Igual Acid Arab no son los pioneros de lo que muchos podríamos denominar “fusión oriental” –a bote pronto, y a la cabeza me vienen artistas multiculturales como Muslimgauze, Transglobal Underground, Omar Souleyman o muy especialmente Dissidenten, por aquel puente generado entre Occidente y el Magreb y de otorgar electricidad al Sahara con temones como “Fata Morgana”–, pero sí que están cumpliendo con creces en la nada sencilla tarea de entrecruzar dicha tradición con los sonidos más potentes de la cultura de club.
De hecho, con “Resonance” y la nada despreciable suma de dieciséis nuevas canciones, demuestran cuantísimo están dedicados en depurar una fórmula que ya estaba plenamente desarrollada en los anteriores trabajos “Jdid" (19) y muy especialmente en “Trois” (23). Acid Arab, en lugar de expandir sus fronteras, están concentrados en perfeccionar un territorio que ya tienen conquistado hace tiempo. Y se les nota contentos.
Como arquitectos de un espacio en el que acid house, techno y tradiciones musicales del Magreb y Oriente Medio dialogan en igualdad de condiciones, la formación parisina ha consolidado una identidad reconocible basada en una visión abiertamente transnacional de la música electrónica. Y en sorprendernos con las colaboraciones, por supuesto.

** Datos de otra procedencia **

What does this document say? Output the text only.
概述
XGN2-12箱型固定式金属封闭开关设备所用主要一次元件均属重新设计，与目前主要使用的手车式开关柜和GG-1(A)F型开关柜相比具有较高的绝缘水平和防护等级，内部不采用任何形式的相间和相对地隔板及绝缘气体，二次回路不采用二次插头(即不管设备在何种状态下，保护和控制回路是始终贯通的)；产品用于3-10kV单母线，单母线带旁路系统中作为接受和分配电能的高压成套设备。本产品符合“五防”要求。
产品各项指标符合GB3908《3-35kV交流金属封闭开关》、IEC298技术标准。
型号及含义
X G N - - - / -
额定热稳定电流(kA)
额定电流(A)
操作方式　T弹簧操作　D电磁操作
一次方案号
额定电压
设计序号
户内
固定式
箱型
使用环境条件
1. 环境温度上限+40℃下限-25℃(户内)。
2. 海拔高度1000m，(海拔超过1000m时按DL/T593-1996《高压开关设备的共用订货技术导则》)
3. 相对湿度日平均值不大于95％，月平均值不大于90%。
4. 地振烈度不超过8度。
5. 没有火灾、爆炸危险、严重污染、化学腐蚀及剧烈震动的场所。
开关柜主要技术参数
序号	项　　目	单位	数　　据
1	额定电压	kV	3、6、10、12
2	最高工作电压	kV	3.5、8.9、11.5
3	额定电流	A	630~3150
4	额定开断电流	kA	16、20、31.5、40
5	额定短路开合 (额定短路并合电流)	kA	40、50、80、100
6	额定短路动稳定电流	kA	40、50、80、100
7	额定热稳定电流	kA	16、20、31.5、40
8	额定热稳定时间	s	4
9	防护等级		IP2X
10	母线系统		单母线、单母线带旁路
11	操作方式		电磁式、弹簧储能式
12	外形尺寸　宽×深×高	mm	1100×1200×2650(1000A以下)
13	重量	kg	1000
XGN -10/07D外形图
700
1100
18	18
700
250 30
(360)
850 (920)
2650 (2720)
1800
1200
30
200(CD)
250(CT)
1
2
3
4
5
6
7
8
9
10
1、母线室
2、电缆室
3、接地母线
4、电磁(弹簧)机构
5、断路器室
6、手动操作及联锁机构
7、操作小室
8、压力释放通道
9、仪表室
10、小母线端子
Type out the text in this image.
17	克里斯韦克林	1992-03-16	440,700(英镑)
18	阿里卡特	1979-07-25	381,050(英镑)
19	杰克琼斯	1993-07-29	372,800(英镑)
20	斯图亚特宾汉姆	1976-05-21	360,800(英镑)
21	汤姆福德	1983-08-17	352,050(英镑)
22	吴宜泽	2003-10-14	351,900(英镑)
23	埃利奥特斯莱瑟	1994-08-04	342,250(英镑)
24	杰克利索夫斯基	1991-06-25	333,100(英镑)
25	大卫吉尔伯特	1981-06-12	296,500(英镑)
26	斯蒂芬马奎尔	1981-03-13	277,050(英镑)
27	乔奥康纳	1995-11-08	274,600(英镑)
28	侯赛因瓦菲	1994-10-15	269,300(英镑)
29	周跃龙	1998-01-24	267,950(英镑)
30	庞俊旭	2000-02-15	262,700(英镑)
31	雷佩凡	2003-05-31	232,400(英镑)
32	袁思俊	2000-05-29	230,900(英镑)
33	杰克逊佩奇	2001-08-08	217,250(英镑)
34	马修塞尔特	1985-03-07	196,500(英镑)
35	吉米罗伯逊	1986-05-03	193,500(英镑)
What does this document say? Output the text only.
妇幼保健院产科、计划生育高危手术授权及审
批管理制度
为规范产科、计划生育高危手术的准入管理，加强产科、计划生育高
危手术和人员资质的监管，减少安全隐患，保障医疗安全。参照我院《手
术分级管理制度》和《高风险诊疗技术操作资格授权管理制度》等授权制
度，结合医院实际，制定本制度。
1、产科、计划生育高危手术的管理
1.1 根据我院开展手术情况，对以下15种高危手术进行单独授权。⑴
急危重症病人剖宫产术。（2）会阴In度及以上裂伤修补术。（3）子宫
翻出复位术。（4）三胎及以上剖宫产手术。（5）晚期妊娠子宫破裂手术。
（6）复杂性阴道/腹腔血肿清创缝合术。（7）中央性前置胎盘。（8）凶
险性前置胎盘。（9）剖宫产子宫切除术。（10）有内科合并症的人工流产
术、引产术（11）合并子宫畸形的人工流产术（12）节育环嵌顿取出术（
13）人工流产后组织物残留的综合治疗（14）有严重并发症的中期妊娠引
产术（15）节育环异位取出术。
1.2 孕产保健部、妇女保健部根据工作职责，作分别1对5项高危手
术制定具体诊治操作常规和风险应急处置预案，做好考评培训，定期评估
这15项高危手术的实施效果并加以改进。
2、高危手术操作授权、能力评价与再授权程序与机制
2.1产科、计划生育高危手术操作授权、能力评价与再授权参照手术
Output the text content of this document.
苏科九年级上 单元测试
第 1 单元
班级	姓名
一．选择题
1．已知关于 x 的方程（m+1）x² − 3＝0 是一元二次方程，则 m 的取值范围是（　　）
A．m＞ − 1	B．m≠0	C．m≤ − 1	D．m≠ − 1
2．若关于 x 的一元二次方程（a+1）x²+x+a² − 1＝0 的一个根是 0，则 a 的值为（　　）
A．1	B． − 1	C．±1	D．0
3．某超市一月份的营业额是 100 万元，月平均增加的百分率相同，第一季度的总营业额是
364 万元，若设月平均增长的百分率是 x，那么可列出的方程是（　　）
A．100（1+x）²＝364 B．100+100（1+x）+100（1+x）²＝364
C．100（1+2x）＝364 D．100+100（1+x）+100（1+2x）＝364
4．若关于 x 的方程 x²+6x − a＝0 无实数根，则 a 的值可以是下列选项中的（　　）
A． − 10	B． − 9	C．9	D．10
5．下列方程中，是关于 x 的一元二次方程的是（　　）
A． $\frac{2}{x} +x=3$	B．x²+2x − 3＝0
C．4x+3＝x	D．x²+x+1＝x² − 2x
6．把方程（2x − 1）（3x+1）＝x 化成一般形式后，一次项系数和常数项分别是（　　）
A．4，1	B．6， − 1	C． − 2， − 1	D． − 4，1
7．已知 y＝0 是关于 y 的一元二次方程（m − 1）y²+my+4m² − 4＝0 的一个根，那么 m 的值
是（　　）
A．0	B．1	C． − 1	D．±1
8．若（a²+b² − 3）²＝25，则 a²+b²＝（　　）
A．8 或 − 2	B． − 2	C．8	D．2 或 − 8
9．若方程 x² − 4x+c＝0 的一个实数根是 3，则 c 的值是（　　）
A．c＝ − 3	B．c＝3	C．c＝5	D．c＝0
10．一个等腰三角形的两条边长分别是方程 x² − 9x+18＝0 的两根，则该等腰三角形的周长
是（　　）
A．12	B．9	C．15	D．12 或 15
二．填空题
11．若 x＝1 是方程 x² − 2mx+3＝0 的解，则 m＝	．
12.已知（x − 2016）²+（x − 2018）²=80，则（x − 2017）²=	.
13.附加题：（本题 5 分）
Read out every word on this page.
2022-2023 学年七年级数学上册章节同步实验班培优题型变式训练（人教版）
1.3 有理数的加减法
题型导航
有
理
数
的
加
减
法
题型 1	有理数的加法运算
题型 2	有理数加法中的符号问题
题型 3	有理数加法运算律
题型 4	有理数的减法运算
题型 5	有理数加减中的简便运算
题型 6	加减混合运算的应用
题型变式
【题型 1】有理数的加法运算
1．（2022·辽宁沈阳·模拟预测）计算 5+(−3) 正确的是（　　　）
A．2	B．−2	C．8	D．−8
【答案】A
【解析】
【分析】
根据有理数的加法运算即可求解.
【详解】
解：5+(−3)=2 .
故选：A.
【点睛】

En este su cuarto álbum de estudio, y encajando todo con una pasmosa naturalidad marca de la casa, encontraremos las voces de Chaba Ibtissem, Cem Yıldız, Cheikha Hadjla, Yasmine Hamdan o Radia Manel, con quien firman uno de los momentos más orgásmicos del álbum, “Zine”. De esos que llevan en volandas por el diálogo entre el mizmar, las secuencias sintéticas y la propia voz de la artista argelina.
Ah, curiosamente es de los que menos aceleración tiene en cuanto a BPM. Al igual que, ¡atentos! el broche final de “Resonance” que corresponde nada menos que a nuestra querida Najwa Nimri. Bajo un título, “La nada”, una buena carga de secretos oscuros y aires hipnóticos. El dramatismo de ella casa perfectamente con el lenguaje envolvente de Guido, Hervé y resto del “clan parisién”.
De este modo, la nómina de colaboraciones vuelve a reforzar el carácter coral del proyecto. Un total, si no me fallan las cuentas, de hasta quince voces distintas dan la cara añadiendo identidad, patrimonio, melodías sinuosas, e incluso letras de carácter social o politizadas. Todo esto nos resulta ya familiar, ¿verdad?
El disco insiste en una idea central: borrar la geografía como límite sin diluirla del todo. En ese equilibrio, “Resonance” funciona mejor como manifiesto que como secuencia de picos clubbing –con permiso de “Sada'a” o “Zid Mazzika”– con momentos de notable densidad sensorial pero también cierta homogeneidad en su arquitectura rítmica, donde la pulsión techno actúa más como tejido común que como elemento de ruptura.
En conjunto, Acid Arab siguen fieles a su programa estético: una pista de baile entendida como zona de contacto, alejada del exotismo fácil, en la que Alo político y lo corporal se cruzan sin necesidad de subrayado.